Just How Bad is the Recession?

Written by Scott Winship on Monday August 2, 2010

Paul Krugman has argued that the current recession is worse than the economic downturns of the 70s and 80s. But do his claims hold up?

I keep seeing that chart that shows how employment declines in the current recession are so much worse than in past ones.  You know, this one:

On many dimensions, of course, the current recession is much worse, but this chart has always seemed funny to me.  And after reading Paul Krugman mock the idea that the recessions of the 1970s and 1980s were at all comparable, I decided to make my own damn chart.  Because the above chart looks at employment levels, which are affected by labor force growth, I decided to look at employment rates instead (subtracting the unemployment rate for each month from 100).  Because the composition of the labor force has also changed over time (lots more married women, most notably), I decided to confine to white men ages 20 and up.  And because it's unclear to me what "peak" is used in this chart (see the vague note at the bottom of Rampell's chart) and since the relationship of the NBER business cycle peak to the unemployment rate involves a lag, I decided to measure from the peak employment level.  Got all that?  Here's my chart:

I've labeled the lines the same way that Rampell's chart is labeled, by the recessions that followed each employment rate peak.  The figures are from BLS and are based on their seasonally adjusted series.
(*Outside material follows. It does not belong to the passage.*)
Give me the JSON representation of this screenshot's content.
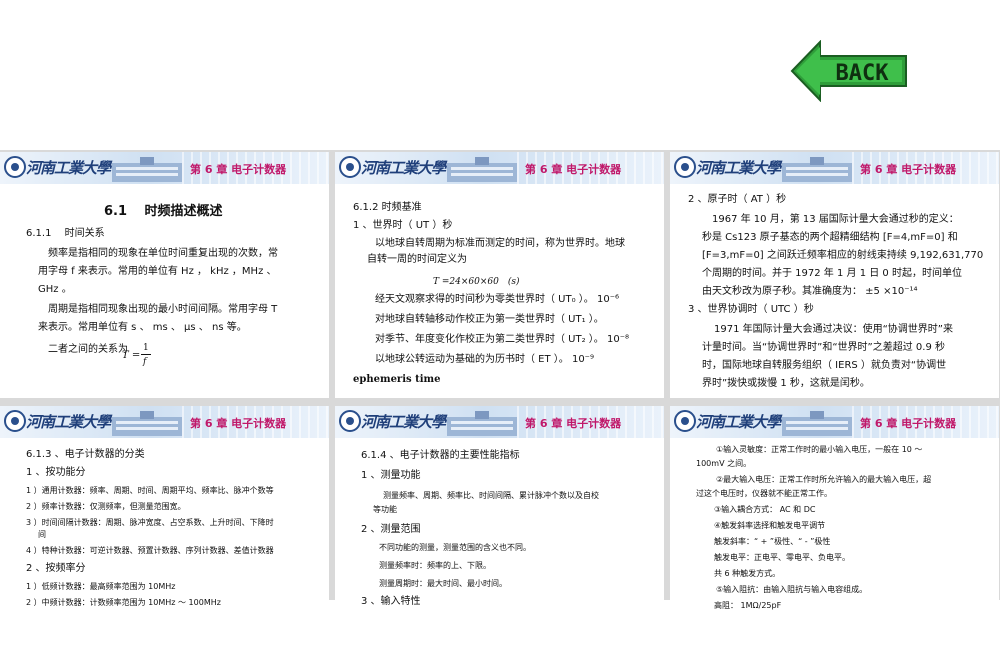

This approach makes clear why people were disappointed by the "jobless" recoveries from the recessions of the early 1990s and 2000s, which were no faster than after the much more severe recession of the early 1970s (though of course, the declines in employment were much smaller to begin with).  More to the point, it also shows that while the current recession still looks bad, bad, bad, the decline in employment is comparable to the decline during the double-dip recession, which is apparent from the "1980" line.  That's not the most fantastic news of course, but it's worth noting.  Unfortunately, I doubt this is the chart you'll see others use and update as things evolve in the next few months.